Un paramètre qui ne trompe pas, c’est le bombardement par le Hezbollah des troupes israéliennes installées dans une région vidée de ses habitants. Chaque jour cris et menaces adressés au Hezbollah qui continue à soutenir les Palestiniens. Bizarre pour un Premier ministre qui se vante de transformer le Sud-Liban en Gaza et Beyrouth en Khan Younès. Une décision irréfléchie, c’est toujours possible, sauf que le Hezbollah a plus de missiles dans son arsenal que la résistance à Gaza (2). Et si Beyrouth est rasée, Netanyahou sait que les tours de Tel-Aviv qui narguent le ciel vont aussi se transformer en tas de ferraille et de béton.

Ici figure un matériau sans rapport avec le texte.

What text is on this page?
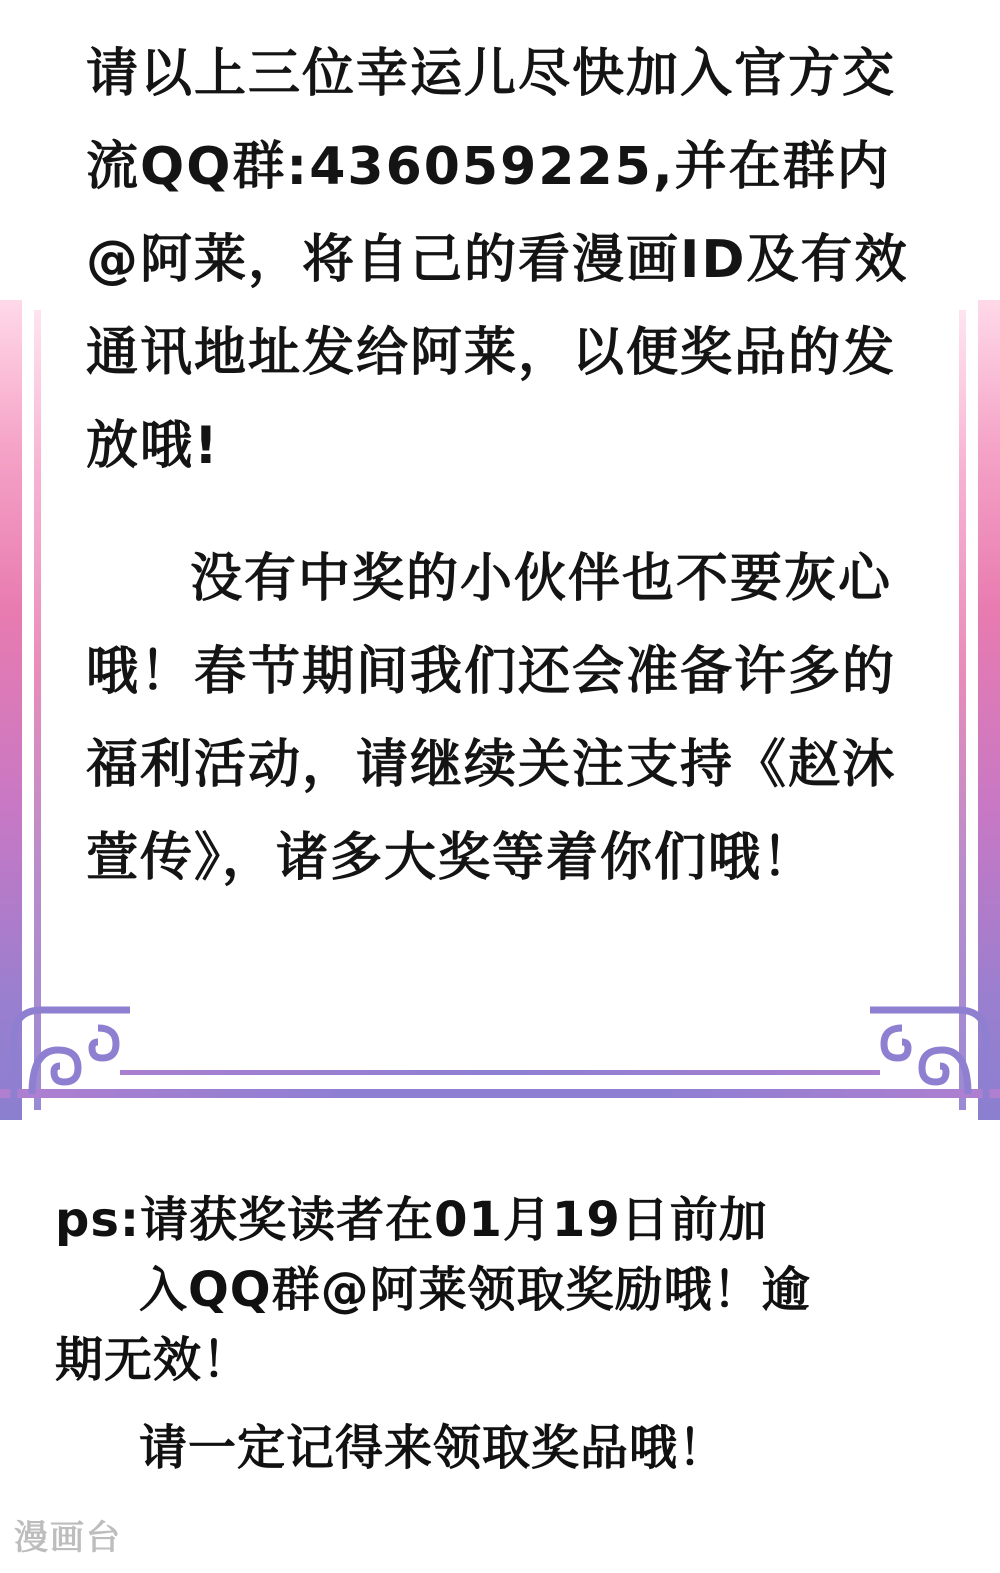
请以上三位幸运儿尽快加入官方交流QQ群:436059225,并在群内@阿莱，将自己的看漫画ID及有效通讯地址发给阿莱，以便奖品的发放哦!

没有中奖的小伙伴也不要灰心哦！春节期间我们还会准备许多的福利活动，请继续关注支持《赵沐萱传》，诸多大奖等着你们哦！

ps:请获奖读者在01月19日前加

入QQ群@阿莱领取奖励哦！逾

期无效！

请一定记得来领取奖品哦！

漫画台
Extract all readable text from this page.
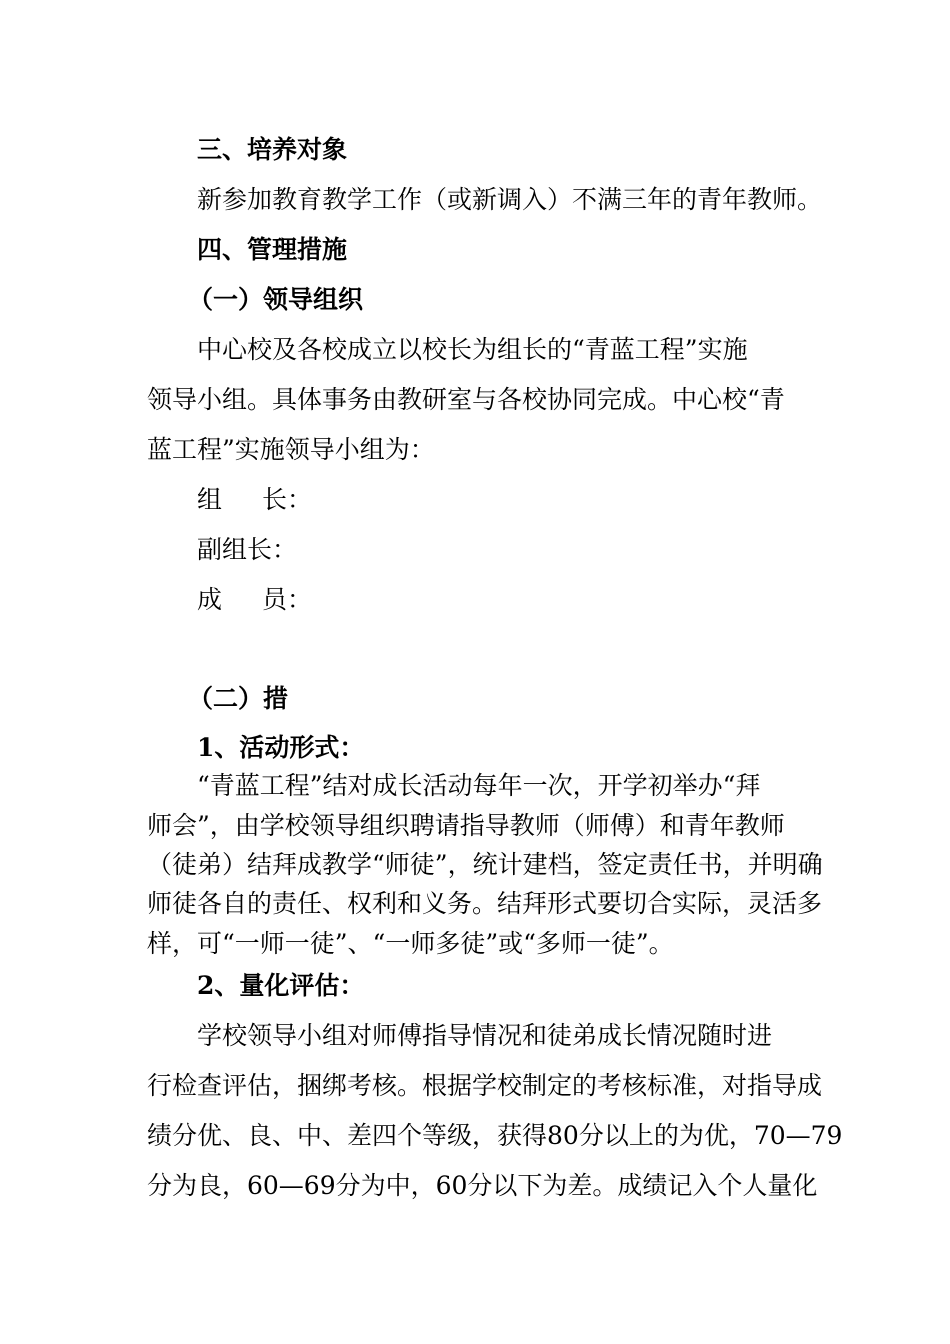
三、培养对象
新参加教育教学工作（或新调入）不满三年的青年教师。
四、管理措施
（一）领导组织
中心校及各校成立以校长为组长的“青蓝工程”实施
领导小组。具体事务由教研室与各校协同完成。中心校“青
蓝工程”实施领导小组为：
组 长：
副组长：
成 员：
（二）措
1、活动形式：
“青蓝工程”结对成长活动每年一次，开学初举办“拜
师会”，由学校领导组织聘请指导教师（师傅）和青年教师
（徒弟）结拜成教学“师徒”，统计建档，签定责任书，并明确
师徒各自的责任、权利和义务。结拜形式要切合实际，灵活多
样，可“一师一徒”、“一师多徒”或“多师一徒”。
2、量化评估：
学校领导小组对师傅指导情况和徒弟成长情况随时进
行检查评估，捆绑考核。根据学校制定的考核标准，对指导成
绩分优、良、中、差四个等级，获得80分以上的为优，70—79
分为良，60—69分为中，60分以下为差。成绩记入个人量化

Netanyahou est réduit à répéter la rengaine de «retenez-moi, sinon je ferais un malheur !» Sauf que Biden ne veut pas l’élargissement de la guerre car il tient à sa réélection. Quant au Hezbollah, ses dirigeants savent que ce sont des promesses sans lendemain.
A. A.
(1) Pujadas, dans LCI, a montré des images de l’armée israélienne qui a filmé des centaines d’hommes nus, assis dans une rue. Qu’ils soient combattants ou des civils palestiniens, les lois de la guerre interdisent d’humilier des prisonniers. De la part d’une armée qui bombarde villes et villages, engendrant des milliers de morts, rien d’étonnant. Mais qu’un journaliste se transforme en agent dans la guerre de l’information, ça n’a rien d’étonnant, non plus. On renvoie ce journaliste aux propos tenus à l’ancien Premier ministre Dominique de Villepin sur la peur du monde des artistes et des spectacles d’émettre une opinion sur la Palestine. Le siège à LCI doit être bien chaud pour prendre des risques inutiles. Comme l’armée la plus morale n’a aucun trophée à présenter, elle fabrique des images de Palestiniens pour que les invités de Pujadas soient aux anges en cette triste conjoncture où leur héros ukrainien se dispute avec son chef d’état-major qui a annoncé au monde entier l’impasse de son armée. Impasse qui veut dire débâcle pour tout le monde, sauf pour les journaleux et les «experts» qui squattent tous les médias.
(2) Un général israélien a averti à la télé israélienne que c’est une folie d’attaquer le Liban, vu l’arsenal du Hezbollah.